In recent weeks, calls have increasingly been made in Brussels and numerous European capitals for Papandreou and his cabinet to implement radical savings and realign with the Maastricht criteria as quickly as possible.

But even if the budget’s austerity goals are met, the country will fail to reach the upper limit of the European stability pact’s target of 3 percent of GDP. In office since October, the government only recently announced that the budget deficit of 12.7 percent of GDP is twice as large as previously supposed.

The European Central Bank has urged Greece to improve its credit standing rapidly. Lorenzo Bini Smaghi, a member of the ECB directorate, told the Italian newspaper La Stampa, “In our opinion, Greece will have to introduce measures as quickly as possible to ensure that its government bonds will again receive an ‘A’ rating by the end of 2010.”

Major rating agencies recently reduced Greece’s credit rating. This will undermine the value of Greek government bonds and further increase the national debt.

The austerity program is being accompanied by pseudo-populist posturing about a crackdown on corruption. Papandreou has declared corruption to be “at the heart of the Greek problem” and declared that “either we do something about it or we go under.”

Karamanlis initiated such a campaign at the start of his term in office. Only a few weeks later, high-ranking government officials were involved in corruption scandals.

Papandreou himself comes from one of the biggest political dynasties in the country. His father and grandfather have both led the country. It was they who built up a smoothly functioning system of deceit, bribery and nepotism over almost 30 years in government. The current campaign is expressly intended to placate Brussels.

Although Papandreou’s policies are backed by the media, they are meeting with strong opposition from the population.

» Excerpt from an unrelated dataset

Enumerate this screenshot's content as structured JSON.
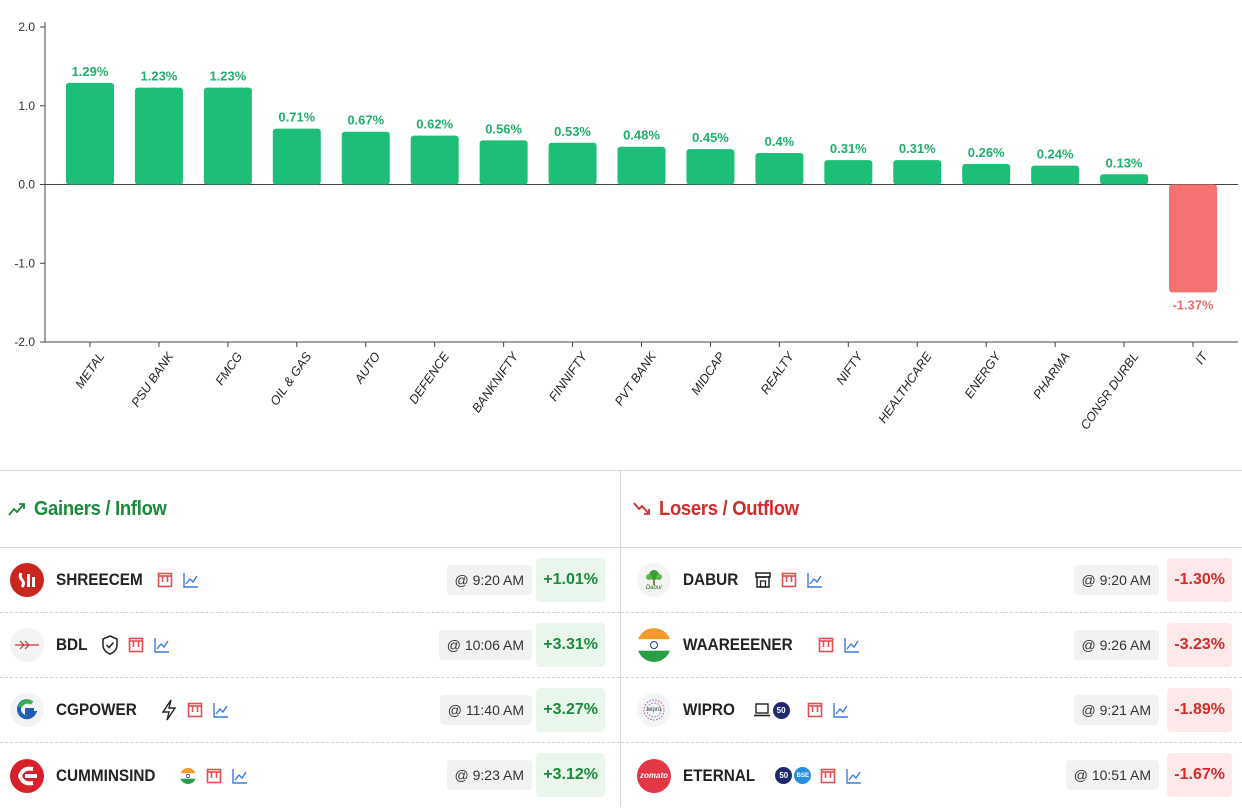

Papandreou was able to defeat Karamanlis by a wide margin not least because he promised not to saddle the population with the cost of the economic crisis.

On December 17, a series of strikes and protests by workers in the public service sector took place in almost 60 towns and cities in Greece. The protests were organised by the All-Workers Militant Front (PAME) trade union, which is affiliated with the Communist Party of Greece (KKE), and supported by the Coalition of the Radical Left (SYRIZA).

The strikes were demonstratively not supported by the two largest unions in the country, the General Confederation of Greek Workers (GSEE), with 600,000 members in the private sector, and the Supreme Administration of Greek Civil Servants (Adedy), with 200,000 members in the public sector.

Both of these trade union federations chose to support of the austerity program shortly after PASOK entered the government and assured Papandreou of their intention of enforcing the cuts on the working population. They are in constant communication with the government and representatives of big business.

The Communist Party-affiliated union and its nominally “left” allies, for their part, are seeking to bolster illusions that the PASOK government can be pressured to drop its austerity program. They supported PASOK in the recent election as the “lesser evil” to Karamanlis.